Review by Sean Boelman
With a career that has spanned more than thirty years, Pedro Almodóvar is one of the most acclaimed Spanish-language filmmakers of all time. His newest film, Parallel Mothers, is yet another starring his frequent collaborator Penélope Cruz, and unsurprisingly, he again guides her to one of the best performances of her career.
The film follows two mothers who give birth on the same day as their lives become unexpectedly intertwined. Most of Almodóvar’s film’s are melodramatic, almost feeling like a better-made telenovela. It’s very twisty, and while the plot points are on the predictable side, the filmmaker’s skill makes the film resonant nevertheless.

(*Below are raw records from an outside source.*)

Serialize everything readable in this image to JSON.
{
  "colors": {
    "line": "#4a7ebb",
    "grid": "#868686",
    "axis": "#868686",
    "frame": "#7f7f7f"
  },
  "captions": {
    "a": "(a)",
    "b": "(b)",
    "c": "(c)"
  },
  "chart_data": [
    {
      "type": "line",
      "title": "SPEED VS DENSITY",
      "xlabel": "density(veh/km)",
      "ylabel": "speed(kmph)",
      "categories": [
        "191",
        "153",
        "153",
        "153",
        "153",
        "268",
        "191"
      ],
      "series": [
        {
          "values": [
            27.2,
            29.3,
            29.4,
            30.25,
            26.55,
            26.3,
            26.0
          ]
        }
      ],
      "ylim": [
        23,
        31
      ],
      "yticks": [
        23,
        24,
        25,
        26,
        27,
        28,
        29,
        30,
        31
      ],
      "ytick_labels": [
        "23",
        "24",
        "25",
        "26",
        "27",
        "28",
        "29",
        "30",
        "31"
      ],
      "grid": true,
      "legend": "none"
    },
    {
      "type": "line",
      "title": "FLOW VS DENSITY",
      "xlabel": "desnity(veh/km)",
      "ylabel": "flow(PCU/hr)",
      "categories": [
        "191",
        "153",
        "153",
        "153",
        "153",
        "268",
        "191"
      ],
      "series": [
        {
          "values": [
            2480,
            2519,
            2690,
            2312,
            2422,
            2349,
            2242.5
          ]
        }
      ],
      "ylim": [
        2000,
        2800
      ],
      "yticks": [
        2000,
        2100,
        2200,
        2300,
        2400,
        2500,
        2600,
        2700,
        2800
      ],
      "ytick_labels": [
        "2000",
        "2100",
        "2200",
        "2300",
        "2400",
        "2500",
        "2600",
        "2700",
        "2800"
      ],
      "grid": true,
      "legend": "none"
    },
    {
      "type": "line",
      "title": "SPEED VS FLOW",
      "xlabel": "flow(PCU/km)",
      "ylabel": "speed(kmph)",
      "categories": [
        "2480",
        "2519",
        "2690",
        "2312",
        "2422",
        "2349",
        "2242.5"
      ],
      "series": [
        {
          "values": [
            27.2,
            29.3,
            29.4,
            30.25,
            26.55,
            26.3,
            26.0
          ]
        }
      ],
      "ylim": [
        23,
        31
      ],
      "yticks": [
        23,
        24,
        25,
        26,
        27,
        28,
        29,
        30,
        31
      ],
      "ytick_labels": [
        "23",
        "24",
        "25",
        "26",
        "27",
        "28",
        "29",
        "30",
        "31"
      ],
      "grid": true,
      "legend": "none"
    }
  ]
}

One of the drawbacks of the film is its pacing. All of Almodóvar’s work requires a great deal of patience, but this one takes even more time than usual to reveal its hand. Part of what makes it frustrating is that the audience knows exactly where the film is heading, and yet it tries to play it off as a surprise.
Furthermore, the film doesn’t really connect all of its pieces until the final act. The first two thirds are compelling, but leave the viewer wondering exactly why they are watching it. And then the last thirty minutes is exceptional, tying everything together in a way that is enormously profound. The final image of the film is without a doubt one of the finest of the year.

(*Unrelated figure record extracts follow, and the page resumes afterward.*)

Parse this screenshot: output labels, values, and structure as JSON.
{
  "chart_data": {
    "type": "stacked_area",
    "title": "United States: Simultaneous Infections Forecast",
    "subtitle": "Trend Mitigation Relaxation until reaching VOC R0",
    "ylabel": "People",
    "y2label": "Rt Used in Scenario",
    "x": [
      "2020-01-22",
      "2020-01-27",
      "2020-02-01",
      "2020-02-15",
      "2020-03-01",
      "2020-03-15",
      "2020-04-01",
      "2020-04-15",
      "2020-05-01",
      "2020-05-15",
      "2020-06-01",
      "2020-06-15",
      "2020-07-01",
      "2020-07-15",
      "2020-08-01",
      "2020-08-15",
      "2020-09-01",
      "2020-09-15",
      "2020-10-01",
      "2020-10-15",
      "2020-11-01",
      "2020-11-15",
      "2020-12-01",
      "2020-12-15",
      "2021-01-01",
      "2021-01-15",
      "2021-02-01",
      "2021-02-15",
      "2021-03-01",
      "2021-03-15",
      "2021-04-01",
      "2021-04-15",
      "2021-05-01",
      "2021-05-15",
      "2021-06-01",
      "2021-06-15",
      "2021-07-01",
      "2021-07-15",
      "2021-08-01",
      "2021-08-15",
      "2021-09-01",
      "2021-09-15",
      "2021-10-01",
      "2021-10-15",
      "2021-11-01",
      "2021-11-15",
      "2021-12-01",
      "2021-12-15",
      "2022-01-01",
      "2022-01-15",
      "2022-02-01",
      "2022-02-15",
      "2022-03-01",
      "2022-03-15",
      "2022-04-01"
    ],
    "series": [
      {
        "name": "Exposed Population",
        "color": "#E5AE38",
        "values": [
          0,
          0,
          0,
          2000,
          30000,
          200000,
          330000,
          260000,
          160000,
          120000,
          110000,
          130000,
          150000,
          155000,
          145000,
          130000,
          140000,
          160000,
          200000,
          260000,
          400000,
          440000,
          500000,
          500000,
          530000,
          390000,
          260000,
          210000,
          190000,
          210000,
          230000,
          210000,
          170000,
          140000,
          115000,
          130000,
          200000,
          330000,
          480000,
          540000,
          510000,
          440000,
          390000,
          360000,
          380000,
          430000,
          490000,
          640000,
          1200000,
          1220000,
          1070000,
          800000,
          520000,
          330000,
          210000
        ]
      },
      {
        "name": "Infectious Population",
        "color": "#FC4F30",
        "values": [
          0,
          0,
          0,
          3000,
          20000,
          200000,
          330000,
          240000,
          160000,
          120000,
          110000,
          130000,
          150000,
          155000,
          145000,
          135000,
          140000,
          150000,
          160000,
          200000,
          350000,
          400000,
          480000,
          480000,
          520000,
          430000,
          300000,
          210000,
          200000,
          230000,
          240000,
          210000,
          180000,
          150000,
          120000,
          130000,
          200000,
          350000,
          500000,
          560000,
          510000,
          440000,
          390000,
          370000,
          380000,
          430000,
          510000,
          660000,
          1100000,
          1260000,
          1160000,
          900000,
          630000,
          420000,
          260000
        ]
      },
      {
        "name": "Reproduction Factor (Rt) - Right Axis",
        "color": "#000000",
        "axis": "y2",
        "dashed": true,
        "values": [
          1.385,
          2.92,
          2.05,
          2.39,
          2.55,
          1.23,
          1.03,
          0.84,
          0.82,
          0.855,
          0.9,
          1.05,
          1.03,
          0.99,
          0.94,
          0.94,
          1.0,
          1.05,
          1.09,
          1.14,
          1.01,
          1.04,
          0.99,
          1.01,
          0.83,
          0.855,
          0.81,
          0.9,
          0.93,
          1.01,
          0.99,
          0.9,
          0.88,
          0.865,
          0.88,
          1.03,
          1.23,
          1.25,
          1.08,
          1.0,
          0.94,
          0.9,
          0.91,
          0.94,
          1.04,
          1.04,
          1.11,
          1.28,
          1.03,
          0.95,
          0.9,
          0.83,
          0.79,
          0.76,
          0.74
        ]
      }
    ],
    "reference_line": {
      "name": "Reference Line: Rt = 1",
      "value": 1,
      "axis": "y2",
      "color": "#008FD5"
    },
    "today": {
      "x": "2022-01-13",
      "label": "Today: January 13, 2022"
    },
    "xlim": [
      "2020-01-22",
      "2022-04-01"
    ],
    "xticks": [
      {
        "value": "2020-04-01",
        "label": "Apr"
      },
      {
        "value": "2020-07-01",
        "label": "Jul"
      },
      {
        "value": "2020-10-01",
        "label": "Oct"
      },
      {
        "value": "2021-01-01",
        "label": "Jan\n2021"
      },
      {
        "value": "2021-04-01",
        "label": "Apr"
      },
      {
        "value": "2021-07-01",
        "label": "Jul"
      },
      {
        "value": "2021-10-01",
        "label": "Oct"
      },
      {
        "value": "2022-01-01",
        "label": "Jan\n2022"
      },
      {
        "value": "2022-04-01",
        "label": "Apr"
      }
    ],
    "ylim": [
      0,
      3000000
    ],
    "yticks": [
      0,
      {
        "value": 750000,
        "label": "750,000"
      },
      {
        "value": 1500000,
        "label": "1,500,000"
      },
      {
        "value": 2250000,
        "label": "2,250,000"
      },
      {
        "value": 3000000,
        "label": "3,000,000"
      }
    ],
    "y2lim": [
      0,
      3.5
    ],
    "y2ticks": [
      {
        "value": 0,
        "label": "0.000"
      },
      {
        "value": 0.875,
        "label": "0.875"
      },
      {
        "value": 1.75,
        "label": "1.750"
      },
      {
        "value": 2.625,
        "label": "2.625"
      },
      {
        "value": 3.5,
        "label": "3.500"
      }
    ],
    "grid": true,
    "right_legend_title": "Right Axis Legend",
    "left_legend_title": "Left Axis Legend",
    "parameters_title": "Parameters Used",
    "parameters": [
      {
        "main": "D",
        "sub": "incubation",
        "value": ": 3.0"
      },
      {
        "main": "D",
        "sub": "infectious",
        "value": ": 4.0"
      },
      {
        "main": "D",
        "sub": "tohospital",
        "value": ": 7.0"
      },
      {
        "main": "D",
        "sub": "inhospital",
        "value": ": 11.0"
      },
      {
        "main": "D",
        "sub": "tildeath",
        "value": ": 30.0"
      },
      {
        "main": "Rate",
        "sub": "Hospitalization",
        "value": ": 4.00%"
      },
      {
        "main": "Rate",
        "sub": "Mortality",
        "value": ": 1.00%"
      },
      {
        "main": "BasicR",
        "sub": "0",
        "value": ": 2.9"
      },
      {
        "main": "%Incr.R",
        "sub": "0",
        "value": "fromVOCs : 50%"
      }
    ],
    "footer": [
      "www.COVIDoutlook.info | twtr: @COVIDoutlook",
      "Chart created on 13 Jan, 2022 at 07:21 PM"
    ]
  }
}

The film does a very good job of building the characters in a way that is fascinating and complex. One of Almodóvar’s strengths is that he takes these stories that seem so ridiculous and makes them feel extremely human. Even though the characters don’t always make the most likable decisions, the audience still sympathizes with them.
The absolute highlight of the film is Penélope Cruz’s performance. Each of the three acts calls for something very different from her, and she pulls off all of them while making it feel like a cohesive performance. And her chemistry with junior actress Milena Smit, who also holds her own, is excellent.

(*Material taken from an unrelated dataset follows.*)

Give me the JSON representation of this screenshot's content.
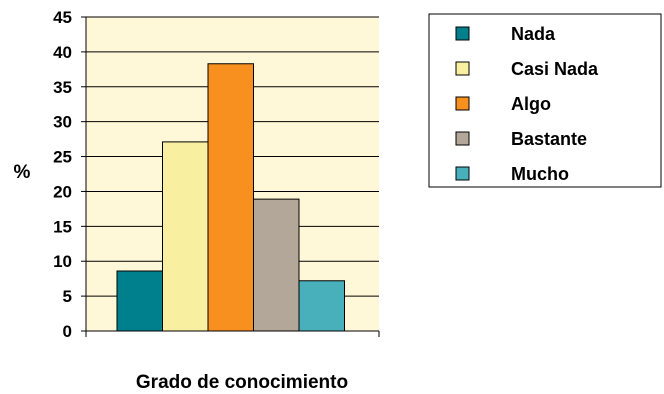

On a technical level, the film has Almodóvar’s usual style of hyperrealism to the point of looking artificial. It’s this constant fluctuation between the real and the fake which drives both the story and its execution. And the cinematography by José Luis Alcaine is exceptional, especially during the more symbolic second half.
Parallel Mothers might be one of Almodóvar’s weaker works to date, but even his lesser attempts are still thoroughly impressive. It’s worth watching for Penélope Cruz’s turn if nothing else, as it is extraordinary in every sense.
Parallel Mothers is now playing in theaters.